A "Connection Refused" error will occur if your client sends a connection request to a remote server host, and the remote host responds to say that it refuses to accept the request. The "Connection Refused" error essentially means that the computer is not accepting connections to the requested IP address and port.
"Connection refused" can be caused by a firewall which is blocking connection requests. A firewall which is configured to block connections to a particular endpoint can be set to drop connection requests--in which case the client will never get a response and will eventually timeout. Or the firewall can respond to connection connection requests with a refusal response.
Aside from firewalls, in the case of SSH, "connection refused" has a few possible causes:
You could be using the wrong port number to connect. The standard port number for SSH is 22, but some people run the ssh service on a different port to deter unauthorized access attempts.
You could be trying to connect to the wrong computer. You may have mistyped the hostname or IP address. Or the computer may be using a dynamically-assigned address which has changed.

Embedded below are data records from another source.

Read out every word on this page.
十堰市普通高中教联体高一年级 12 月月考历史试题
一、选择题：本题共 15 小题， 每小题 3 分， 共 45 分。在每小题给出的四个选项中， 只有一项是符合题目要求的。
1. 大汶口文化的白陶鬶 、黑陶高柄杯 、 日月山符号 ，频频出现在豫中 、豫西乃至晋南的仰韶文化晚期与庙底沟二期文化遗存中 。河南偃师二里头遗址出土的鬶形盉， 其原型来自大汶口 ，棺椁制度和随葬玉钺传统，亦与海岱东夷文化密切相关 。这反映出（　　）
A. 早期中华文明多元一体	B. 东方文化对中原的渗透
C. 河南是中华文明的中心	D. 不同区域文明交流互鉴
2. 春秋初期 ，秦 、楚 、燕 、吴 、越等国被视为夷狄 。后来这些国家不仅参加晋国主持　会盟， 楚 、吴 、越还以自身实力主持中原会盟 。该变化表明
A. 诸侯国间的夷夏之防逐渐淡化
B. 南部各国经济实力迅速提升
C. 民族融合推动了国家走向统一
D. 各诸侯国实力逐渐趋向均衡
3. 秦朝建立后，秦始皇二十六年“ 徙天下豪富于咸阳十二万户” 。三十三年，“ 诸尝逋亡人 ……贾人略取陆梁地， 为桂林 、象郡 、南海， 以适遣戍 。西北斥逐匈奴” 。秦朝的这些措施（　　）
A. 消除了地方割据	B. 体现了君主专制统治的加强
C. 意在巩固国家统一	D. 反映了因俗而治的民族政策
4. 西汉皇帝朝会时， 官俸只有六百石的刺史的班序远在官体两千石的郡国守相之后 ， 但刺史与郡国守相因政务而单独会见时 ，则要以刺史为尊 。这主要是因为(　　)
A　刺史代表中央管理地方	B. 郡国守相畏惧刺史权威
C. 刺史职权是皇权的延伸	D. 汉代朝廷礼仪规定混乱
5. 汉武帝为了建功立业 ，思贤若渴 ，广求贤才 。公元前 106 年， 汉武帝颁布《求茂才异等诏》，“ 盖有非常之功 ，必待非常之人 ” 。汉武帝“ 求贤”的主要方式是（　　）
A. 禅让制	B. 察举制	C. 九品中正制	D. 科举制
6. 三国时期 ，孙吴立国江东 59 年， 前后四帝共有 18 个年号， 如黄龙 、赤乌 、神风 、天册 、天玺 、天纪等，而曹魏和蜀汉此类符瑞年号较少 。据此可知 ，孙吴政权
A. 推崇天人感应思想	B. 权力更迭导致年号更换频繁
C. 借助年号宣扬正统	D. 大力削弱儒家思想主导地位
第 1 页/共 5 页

The ssh server process may not be running:
The SSH server process may not be listening for connections on the specific IP interface which you're trying to connect to. Most computers have at least two IP interfaces, a "localhost" interface and one or more network interfaces. Each active interface will have an IP address associated with it. An SSH server is typically configured to accept connections on any IP interface. But it can be configured to accept connections only on particular interfaces. In that case, the computer will refuse connections to an IP address which the SSH server isn't listening to, even if the connection request has the correct port.
The server may have a backlog of connection requests to the same port. This is rare and unusual, but if the host is receiving connection requests faster than they can be handled, the host will eventually start rejecting new connection requests.
Note that, firewalls aside, "connection refused" means that you are communicating with the remote computer--it's just not accepting your connection request.